United States v. Salmon

On Application for Rehearing.

On application for a rehearing our attention has been called to the cases of United States v. Worley, 281 U. S. 339, 50 S. Ct. 291, 74 L. Ed. 887, and Jackson v. United States, 281 U. S. 344, 50 S. Ct. 294, 74 L. Ed. 891, which were decided after the ease at bar was argued and submitted. As these decisions settle the question as to the allowance of interest and costs in suits on policies of war risk insurance issued to persons in the army and navy of the United States, contrary to our conclusions, it follows that our decision was wrong on this point. However, this does not necessarily require a reversal of the judgment. The verdict in this ease was silent as to interest. It was allowed by the court in entering judgment. We have frequently held that judgments at law entered by the court without the intervention of the jury may be modified on appeal. This does not infringe the Seventh Amendment. Arkansas Cattle Co. v.

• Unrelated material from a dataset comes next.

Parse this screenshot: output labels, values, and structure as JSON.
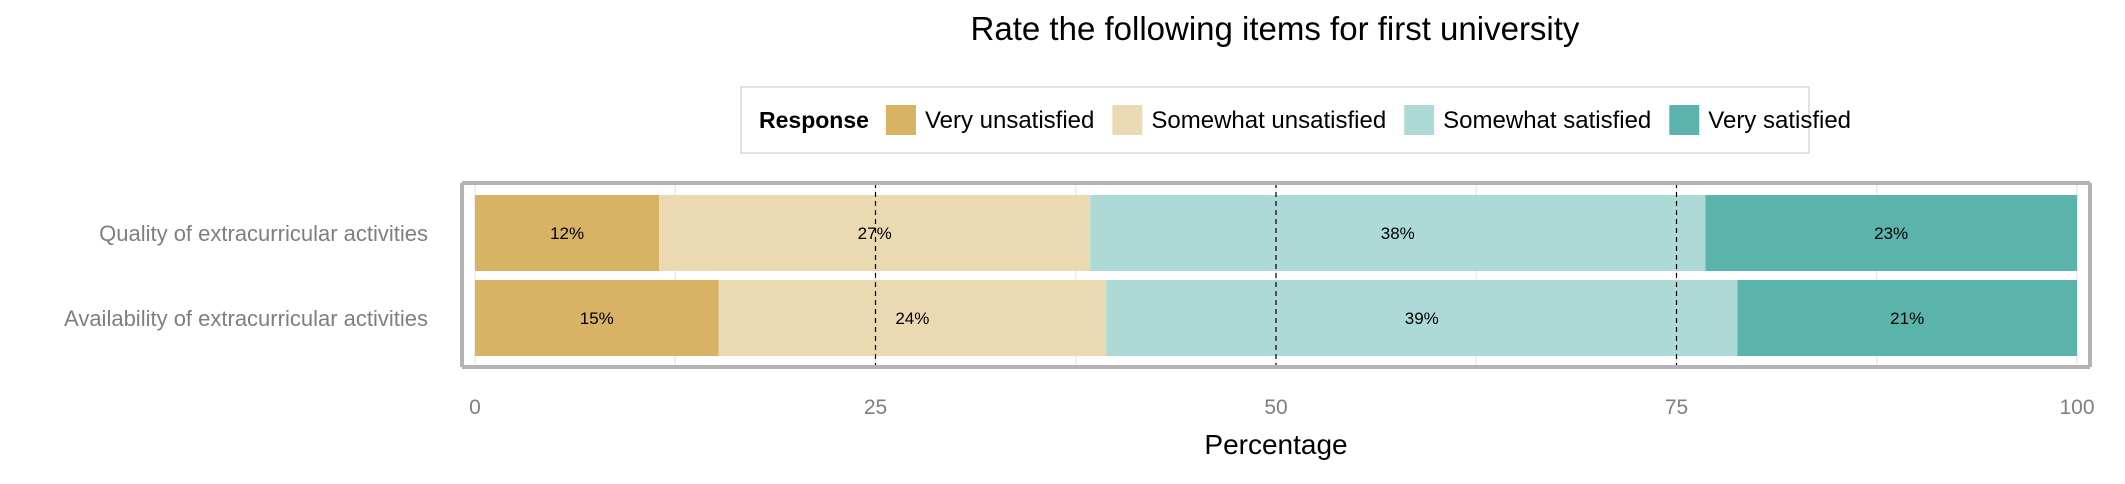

Mann, 130 U. S. 69, 9 S. Ct. 458, 32 L. Ed. 854; Walker v. Gulf Ry. Co. (C. C. A.) 269 F. 885; Thorp v. National City Bank (C. C. A.) 274 F. 200; Southern Ry. Co. v. McKinney (C. C. A.) 276 F. 772; Bank of Waterproof v. Fidelity & Dep. Co. (C. C. A.) 299 F. 478.

The judgment appealed from will be modified and amended by striking out the allowance of interest and costs. In all other respects it will be affirmed.

The application for rehearing is denied.